Zeeck hat in der Apotheke einen eigenen Raum für Beratung eingerichtet. Sie plant Veranstaltungen mit einer Heilpraktikerin über klassische Homöopathie, Ausflüge zu einem ökologisch betriebenen Pilzhof im Brandenburger Land, Events mit gesundem Buffet, Vortrag und Fragerunde, bei denen sich die Teilnehmer austauschen können. Den ganzheitlichen Ansatz will sie konsequent leben, mit Mülltrennung und Ökostrom. Stromfressende Leuchten hat sie ausgebaut und durch energiesparende ersetzt.

Ganzheitlich bedeutet ganz einfach, so wie man es eigentlich gewohnt ist, dass Selbst- und Patientenbetrugsmethoden ganz einfach unkritisch übernommen werden und, mit dem Etikett „echte Pharmazie“, dem livestylemagazingebildeten LOHASen angedreht werden.

Echte Pharmazie beschäftigt sich mit Bioverfügbarkeit, Compliance, Herstellung, Pharmakologie und Wirksamkeit von echten Medikamenten.

Ganzheitliche Pharmazie bläst wirkungslosen und überholten Blödsinn zu Phantasiegeschichten auf, nennt es hochtrabend Prävention oder Therapie und vertickert das dann an sich selbst überschätzende und pseudokritische Lohas.
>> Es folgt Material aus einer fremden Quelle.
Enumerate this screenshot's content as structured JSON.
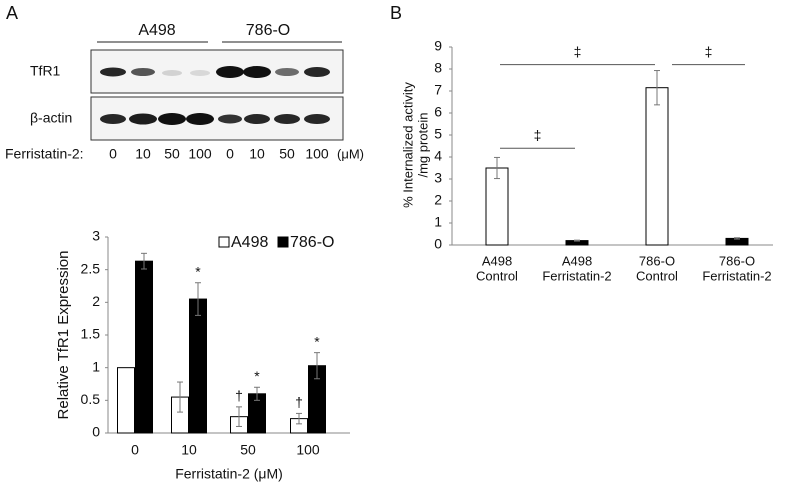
{
  "panel_labels": [
    "A",
    "B"
  ],
  "blot": {
    "groups": [
      "A498",
      "786-O"
    ],
    "rows": [
      "TfR1",
      "β-actin"
    ],
    "dose_label": "Ferristatin-2:",
    "lanes": [
      "0",
      "10",
      "50",
      "100",
      "0",
      "10",
      "50",
      "100"
    ],
    "unit": "(μM)"
  },
  "chart_data": [
    {
      "type": "grouped_bar",
      "x_label": "Ferristatin-2 (μM)",
      "y_label": "Relative TfR1 Expression",
      "categories": [
        "0",
        "10",
        "50",
        "100"
      ],
      "series": [
        {
          "name": "A498",
          "color": "#ffffff",
          "values": [
            1,
            0.55,
            0.25,
            0.22
          ],
          "errors": [
            null,
            0.23,
            0.15,
            0.08
          ],
          "annotations": [
            null,
            null,
            "†",
            "†"
          ]
        },
        {
          "name": "786-O",
          "color": "#000000",
          "values": [
            2.63,
            2.05,
            0.6,
            1.03
          ],
          "errors": [
            0.12,
            0.25,
            0.1,
            0.2
          ],
          "annotations": [
            null,
            "*",
            "*",
            "*"
          ]
        }
      ],
      "ylim": [
        0,
        3
      ],
      "yticks": [
        0,
        0.5,
        1,
        1.5,
        2,
        2.5,
        3
      ],
      "legend": "top-right"
    },
    {
      "type": "bar",
      "y_label": [
        "% Internalized activity",
        "/mg protein"
      ],
      "categories": [
        [
          "A498",
          "Control"
        ],
        [
          "A498",
          "Ferristatin-2"
        ],
        [
          "786-O",
          "Control"
        ],
        [
          "786-O",
          "Ferristatin-2"
        ]
      ],
      "values": [
        3.5,
        0.2,
        7.15,
        0.3
      ],
      "errors": [
        0.48,
        0.02,
        0.78,
        0.03
      ],
      "colors": [
        "#ffffff",
        "#000000",
        "#ffffff",
        "#000000"
      ],
      "comparisons": [
        {
          "bars": [
            0,
            1
          ],
          "y": 4.4,
          "label": "‡"
        },
        {
          "bars": [
            0,
            2
          ],
          "y": 8.2,
          "label": "‡"
        },
        {
          "bars": [
            2,
            3
          ],
          "y": 8.2,
          "label": "‡"
        }
      ],
      "ylim": [
        0,
        9
      ],
      "yticks": [
        0,
        1,
        2,
        3,
        4,
        5,
        6,
        7,
        8,
        9
      ]
    }
  ]
}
Diese sind jung, gesund und ökoromantisch. Das böse Erwachen kommt, wenn die Realität zuschlägt, wenn die Kinder wirklich krank sind oder sich der erblich bedingte Typ-II-Diabetes manifestiert. Spätestens dann sollten sich diese Leute nach echter Hilfe umsehen.
Mit einem tollen Wein, ein paar Tropfen Bachblüten oder Glaubuli ist es dann nicht mehr getan.